Monday, April 8, 2013

California Indian Tools

California Indian tools were used for collecting, hunting, building and trading.


The early California native peoples were skilled in creating the tools to navigate their world, feed their families and trade with neighboring tribes. Most of their tools were made of organic materials like animal sinew, bone, shell, driftwood and stone. Today, when a site is discovered, obsidian cutting tools and stone grinding bowls are the most likely artifacts to have survived.


Chumash


According to the UCLA Stunt Ranch Reserve, the Chumash people lived between 3,000 and 5,000 years ago in an area of California from San Luis Obispo to Malibu. Their tribal grounds had plentiful edible plants and seafood, so they were able to trade with other tribes for things they didn't have, like obsidian for making knives and spears. The Chumash quarried soapstone from Santa Catalina Island. It was easily carved and could be used for rounded cooking pots and flat skillets called comoles because it did not crack when heated. For coastal trade the Chumash made tomol, canoes of flat wooden planks similar to those used by the Tongva. The Chumash used whale bones to split logs into planks for the canoes. Bird bones served as sewing needles, and animal sinew became a strong twine for lashing things together.


Tongva


The Tongva people lived in the entire Los Angeles basin---Los Angeles and all of present-day Orange County---from as early as 15,000 to 9,000 B.C., according to Tongva tribal history published by Keepers of Indigenous Ways, a Tongva nonprofit organization. Archaeological sites discovered in recent times have yielded obsidian cutting and chipping tools, as well as grindstones---important for preparing a diet staple of acorn meal---made from sandstone and soapstone. The Tongva sailed out into the Pacific in canoes they called titi'at, built of hewn planks lashed together with plant fiber cording and caulked with resin from pine trees or tar from the La Brea tar pits. They carved paddles from solid pieces of wood inlaid with whale bone and abalone shell; most of the wood for the canoes and paddles came from driftwood logs washed ashore. The Tongva used stone and bone drills to make holes in the planks for lashing, and heated the tar and resin over fires in stone bowls so it would be soft enough to apply to their canoes.


Nicoleno


The Nicoleno people---an island tribe living in the Channel Islands for thousands of years, according to archaeological evidence published by the National Park Service---are considered to be related to the Tongva.

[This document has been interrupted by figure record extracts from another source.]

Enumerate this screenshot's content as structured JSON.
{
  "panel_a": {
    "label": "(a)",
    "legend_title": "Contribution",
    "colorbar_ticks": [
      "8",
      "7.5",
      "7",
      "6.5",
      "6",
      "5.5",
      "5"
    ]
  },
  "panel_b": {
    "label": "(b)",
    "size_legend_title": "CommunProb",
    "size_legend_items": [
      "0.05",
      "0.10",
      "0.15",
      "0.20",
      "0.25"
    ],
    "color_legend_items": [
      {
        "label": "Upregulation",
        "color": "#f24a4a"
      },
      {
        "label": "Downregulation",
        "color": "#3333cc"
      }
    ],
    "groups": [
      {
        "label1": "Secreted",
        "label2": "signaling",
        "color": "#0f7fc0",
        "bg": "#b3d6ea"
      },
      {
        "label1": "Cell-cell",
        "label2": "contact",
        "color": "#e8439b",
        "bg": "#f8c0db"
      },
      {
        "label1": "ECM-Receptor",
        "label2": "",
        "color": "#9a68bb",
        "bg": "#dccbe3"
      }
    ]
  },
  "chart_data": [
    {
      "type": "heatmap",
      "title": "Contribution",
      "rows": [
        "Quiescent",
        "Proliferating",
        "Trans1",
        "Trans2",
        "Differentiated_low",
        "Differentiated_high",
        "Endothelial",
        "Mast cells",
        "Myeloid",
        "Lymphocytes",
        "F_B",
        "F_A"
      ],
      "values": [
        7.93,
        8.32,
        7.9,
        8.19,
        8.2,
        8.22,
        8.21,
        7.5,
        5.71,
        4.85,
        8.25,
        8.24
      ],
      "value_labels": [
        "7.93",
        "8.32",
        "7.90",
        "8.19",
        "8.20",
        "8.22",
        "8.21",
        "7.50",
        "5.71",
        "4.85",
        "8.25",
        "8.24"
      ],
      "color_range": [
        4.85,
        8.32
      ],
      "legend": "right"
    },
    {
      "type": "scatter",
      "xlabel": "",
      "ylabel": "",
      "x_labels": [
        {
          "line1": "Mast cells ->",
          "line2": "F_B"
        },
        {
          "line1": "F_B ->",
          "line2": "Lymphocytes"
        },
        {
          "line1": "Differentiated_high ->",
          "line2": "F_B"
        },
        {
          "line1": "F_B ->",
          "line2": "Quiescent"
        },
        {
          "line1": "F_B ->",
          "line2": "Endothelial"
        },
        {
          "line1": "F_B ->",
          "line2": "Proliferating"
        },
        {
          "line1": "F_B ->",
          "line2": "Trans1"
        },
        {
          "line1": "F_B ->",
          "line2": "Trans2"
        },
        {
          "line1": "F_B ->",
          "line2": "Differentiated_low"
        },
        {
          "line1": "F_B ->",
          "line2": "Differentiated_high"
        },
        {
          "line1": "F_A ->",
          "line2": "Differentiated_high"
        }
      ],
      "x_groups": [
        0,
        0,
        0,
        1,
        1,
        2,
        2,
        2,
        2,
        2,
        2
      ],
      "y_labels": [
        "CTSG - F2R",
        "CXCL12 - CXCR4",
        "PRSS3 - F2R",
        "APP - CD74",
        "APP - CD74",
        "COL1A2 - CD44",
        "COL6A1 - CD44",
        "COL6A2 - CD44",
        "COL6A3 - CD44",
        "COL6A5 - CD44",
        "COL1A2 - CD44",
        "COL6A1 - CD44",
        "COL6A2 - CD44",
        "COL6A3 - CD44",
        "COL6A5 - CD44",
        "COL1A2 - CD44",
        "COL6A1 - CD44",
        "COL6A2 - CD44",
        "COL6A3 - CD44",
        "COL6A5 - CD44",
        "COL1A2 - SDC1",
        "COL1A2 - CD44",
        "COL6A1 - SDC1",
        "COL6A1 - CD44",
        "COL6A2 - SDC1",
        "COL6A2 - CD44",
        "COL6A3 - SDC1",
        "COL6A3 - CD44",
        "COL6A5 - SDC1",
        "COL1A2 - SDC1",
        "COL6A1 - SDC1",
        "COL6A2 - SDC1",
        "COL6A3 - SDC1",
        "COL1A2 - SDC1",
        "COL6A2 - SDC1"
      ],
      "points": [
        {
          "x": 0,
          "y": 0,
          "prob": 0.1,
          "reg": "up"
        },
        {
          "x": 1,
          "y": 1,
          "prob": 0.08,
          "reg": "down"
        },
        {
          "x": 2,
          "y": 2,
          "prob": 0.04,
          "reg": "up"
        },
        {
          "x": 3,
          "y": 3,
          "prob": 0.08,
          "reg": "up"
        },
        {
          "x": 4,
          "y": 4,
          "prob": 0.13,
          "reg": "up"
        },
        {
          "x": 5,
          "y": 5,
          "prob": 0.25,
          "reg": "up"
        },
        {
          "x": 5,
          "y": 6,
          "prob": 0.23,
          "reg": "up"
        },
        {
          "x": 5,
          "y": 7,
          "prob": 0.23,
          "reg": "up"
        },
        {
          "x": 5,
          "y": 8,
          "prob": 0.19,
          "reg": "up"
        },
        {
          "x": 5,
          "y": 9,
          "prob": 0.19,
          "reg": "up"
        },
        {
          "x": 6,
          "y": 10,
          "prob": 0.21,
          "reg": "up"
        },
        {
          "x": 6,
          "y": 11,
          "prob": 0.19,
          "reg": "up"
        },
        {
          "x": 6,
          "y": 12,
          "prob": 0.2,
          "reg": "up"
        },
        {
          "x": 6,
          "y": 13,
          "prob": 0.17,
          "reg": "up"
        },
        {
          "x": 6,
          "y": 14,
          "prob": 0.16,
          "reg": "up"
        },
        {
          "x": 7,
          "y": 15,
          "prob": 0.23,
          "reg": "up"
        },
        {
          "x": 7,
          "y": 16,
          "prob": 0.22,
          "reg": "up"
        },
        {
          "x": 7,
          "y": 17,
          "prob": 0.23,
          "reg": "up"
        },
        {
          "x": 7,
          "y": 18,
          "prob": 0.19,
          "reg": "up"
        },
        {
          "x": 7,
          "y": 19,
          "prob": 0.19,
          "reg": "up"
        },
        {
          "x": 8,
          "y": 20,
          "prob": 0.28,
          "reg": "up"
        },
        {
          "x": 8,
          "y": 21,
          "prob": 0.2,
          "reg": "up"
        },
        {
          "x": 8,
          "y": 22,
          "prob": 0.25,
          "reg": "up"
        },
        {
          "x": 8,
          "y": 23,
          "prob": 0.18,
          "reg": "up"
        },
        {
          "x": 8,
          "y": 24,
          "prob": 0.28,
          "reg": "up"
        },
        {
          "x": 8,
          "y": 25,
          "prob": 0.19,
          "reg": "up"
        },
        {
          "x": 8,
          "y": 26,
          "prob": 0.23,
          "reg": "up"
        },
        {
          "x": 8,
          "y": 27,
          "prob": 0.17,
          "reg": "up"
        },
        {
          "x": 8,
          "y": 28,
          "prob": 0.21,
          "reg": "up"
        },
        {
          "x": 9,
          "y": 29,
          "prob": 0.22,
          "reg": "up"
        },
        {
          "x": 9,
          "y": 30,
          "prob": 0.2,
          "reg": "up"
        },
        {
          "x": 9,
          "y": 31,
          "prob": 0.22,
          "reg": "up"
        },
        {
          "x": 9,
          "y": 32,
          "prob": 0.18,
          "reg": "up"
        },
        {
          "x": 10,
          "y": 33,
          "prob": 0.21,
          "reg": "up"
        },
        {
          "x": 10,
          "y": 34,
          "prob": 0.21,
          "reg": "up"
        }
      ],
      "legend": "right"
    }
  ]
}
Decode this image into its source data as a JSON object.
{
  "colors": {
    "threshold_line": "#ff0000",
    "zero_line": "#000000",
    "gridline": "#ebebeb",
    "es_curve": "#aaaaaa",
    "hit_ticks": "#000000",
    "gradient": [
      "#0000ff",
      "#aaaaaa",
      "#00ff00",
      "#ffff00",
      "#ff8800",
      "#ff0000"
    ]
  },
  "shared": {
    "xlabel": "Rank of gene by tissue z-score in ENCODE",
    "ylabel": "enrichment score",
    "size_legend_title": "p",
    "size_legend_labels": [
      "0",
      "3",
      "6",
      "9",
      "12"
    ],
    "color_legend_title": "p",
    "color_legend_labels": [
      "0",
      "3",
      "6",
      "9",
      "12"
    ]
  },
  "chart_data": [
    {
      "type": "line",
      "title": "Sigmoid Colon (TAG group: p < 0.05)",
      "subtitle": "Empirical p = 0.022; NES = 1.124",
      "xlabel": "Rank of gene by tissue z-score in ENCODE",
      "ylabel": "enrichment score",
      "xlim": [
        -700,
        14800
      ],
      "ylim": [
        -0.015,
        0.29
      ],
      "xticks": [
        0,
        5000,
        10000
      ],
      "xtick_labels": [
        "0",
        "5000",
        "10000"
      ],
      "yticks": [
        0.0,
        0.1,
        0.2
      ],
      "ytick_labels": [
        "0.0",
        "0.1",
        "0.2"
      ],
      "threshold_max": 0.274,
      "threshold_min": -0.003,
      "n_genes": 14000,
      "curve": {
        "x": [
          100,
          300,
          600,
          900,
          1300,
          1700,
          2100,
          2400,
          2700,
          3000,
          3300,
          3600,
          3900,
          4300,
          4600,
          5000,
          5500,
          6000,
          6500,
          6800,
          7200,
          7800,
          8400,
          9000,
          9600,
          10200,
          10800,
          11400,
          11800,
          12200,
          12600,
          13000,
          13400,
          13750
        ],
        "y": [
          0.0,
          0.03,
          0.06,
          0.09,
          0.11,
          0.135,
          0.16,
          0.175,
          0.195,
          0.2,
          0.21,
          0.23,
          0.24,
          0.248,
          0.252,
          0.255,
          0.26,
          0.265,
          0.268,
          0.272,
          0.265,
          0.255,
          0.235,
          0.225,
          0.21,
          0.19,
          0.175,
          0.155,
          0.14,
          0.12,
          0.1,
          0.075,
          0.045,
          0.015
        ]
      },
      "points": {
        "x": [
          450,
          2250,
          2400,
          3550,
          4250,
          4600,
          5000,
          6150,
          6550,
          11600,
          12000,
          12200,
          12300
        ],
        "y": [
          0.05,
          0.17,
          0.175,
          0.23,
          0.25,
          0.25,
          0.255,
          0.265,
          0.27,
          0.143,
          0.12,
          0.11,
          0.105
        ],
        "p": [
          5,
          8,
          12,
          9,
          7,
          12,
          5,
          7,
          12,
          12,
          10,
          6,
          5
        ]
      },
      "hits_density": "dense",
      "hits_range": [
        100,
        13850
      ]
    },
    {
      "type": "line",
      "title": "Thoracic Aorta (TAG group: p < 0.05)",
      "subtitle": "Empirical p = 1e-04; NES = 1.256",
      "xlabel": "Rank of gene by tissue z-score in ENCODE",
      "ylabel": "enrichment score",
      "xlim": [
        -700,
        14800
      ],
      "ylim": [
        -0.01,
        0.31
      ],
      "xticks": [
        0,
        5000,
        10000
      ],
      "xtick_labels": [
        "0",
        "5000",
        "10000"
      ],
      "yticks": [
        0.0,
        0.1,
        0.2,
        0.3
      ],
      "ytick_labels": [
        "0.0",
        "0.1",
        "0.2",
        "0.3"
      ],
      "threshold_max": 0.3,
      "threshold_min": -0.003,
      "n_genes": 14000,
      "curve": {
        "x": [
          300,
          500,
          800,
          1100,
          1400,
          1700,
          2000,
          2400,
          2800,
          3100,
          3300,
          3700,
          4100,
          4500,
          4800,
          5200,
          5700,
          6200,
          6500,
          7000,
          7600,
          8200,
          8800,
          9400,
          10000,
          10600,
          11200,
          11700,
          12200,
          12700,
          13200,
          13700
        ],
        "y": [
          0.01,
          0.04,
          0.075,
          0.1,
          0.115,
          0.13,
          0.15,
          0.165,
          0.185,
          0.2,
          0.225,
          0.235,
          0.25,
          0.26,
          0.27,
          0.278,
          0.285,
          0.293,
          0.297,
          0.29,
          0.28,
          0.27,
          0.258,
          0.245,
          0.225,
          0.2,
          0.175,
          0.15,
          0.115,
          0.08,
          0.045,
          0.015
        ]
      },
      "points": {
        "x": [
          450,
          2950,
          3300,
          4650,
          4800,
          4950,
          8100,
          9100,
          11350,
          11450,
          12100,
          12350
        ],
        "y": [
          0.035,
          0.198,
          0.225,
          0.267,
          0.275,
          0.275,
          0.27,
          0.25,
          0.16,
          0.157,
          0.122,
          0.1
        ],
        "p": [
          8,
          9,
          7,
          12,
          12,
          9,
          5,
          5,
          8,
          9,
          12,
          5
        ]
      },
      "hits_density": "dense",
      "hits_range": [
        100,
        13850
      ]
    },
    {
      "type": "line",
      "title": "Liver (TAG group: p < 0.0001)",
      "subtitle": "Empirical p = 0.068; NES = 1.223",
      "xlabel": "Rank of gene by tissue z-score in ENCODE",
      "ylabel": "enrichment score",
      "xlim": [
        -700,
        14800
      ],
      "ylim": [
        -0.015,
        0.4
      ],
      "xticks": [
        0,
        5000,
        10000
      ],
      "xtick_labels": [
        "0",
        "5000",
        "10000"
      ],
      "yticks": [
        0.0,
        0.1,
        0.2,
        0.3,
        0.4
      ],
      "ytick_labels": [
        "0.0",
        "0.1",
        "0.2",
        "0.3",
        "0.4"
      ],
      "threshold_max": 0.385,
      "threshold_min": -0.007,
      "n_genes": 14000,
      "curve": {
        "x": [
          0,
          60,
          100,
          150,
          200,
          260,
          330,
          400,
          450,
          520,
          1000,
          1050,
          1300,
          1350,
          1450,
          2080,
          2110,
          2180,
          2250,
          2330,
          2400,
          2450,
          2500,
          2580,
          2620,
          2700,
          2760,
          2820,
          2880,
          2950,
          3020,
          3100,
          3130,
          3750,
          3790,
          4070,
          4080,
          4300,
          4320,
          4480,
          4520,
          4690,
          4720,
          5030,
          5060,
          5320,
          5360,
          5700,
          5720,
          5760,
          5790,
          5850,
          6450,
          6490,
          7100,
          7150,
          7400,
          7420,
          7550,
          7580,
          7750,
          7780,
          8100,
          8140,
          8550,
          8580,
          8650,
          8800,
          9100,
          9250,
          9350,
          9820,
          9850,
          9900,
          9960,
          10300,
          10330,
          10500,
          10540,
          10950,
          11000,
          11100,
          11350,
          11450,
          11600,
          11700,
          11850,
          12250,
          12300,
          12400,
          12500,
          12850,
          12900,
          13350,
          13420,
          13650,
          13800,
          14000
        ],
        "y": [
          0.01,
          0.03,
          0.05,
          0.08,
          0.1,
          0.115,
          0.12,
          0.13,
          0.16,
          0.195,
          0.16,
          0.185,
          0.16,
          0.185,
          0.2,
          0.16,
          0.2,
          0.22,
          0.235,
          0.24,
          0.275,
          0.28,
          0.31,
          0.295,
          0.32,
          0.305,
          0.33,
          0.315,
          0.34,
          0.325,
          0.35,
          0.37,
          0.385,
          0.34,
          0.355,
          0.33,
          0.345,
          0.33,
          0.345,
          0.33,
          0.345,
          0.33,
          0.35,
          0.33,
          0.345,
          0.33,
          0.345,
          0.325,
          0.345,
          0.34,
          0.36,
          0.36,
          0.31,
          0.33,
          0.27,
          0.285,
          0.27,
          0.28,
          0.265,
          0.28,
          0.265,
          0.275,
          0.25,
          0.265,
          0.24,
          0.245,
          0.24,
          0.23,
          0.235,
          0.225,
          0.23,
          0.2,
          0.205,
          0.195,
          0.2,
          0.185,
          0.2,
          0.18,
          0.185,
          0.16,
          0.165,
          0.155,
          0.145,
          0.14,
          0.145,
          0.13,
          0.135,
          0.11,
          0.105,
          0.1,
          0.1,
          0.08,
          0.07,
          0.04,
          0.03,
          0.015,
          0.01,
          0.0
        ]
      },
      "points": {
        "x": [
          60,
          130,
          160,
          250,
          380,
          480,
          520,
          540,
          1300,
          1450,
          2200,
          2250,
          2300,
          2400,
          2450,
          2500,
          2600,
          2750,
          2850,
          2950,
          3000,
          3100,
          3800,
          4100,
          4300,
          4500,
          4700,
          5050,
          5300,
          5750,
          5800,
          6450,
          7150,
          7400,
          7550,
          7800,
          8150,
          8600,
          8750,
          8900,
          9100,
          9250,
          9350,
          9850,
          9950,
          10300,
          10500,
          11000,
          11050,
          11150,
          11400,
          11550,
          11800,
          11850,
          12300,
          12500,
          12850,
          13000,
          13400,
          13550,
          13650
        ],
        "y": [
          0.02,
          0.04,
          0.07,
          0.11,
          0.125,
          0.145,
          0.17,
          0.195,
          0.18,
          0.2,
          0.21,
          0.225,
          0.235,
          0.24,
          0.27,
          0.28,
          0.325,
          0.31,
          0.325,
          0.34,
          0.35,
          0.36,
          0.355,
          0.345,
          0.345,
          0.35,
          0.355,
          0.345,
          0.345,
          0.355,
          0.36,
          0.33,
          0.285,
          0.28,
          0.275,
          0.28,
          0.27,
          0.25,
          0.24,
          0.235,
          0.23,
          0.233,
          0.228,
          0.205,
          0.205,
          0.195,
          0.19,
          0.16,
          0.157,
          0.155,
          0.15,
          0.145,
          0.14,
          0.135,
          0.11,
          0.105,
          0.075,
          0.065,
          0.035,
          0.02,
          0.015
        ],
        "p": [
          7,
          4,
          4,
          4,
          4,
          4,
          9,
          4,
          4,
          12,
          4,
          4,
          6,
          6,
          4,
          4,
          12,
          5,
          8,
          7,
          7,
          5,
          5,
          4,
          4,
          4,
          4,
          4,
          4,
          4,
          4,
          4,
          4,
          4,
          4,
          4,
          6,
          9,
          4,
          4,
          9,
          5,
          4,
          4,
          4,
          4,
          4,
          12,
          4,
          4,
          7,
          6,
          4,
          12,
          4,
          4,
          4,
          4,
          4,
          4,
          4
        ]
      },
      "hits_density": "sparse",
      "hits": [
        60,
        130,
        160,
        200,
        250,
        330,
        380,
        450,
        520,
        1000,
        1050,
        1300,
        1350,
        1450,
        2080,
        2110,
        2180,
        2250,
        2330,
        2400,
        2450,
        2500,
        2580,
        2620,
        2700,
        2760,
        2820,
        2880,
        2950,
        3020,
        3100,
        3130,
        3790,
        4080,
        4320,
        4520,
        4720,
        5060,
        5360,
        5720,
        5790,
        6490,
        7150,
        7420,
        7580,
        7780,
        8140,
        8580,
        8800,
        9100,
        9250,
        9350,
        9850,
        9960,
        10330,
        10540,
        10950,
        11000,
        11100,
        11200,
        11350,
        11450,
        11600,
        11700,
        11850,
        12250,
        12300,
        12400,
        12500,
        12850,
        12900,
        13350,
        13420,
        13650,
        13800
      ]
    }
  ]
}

An article in the March 18, 2001, Los Angeles Times tells the story of a lone survivor of a probable massacre on San Nicolas Island, off the California coast, who was discovered in 1853 with handmade tools she used for daily necessities. She made fish hooks from shells and needles from bird bones. With the needles she sewed clothing of cormorant feathers; for thread she used seal sinews. To skin the seals, she used part of an iron hoop that may have washed ashore or been left behind by sailors and the fur trappers who massacred her people. The surviving woman, named Juana Maria by Spanish missionaries, also wove baskets of rushes and continued to make bone needles and other domestic tools even after she was rescued and transferred to the mainland. Her fictionalized story was the basis for a book, "Island of the Blue Dolphins."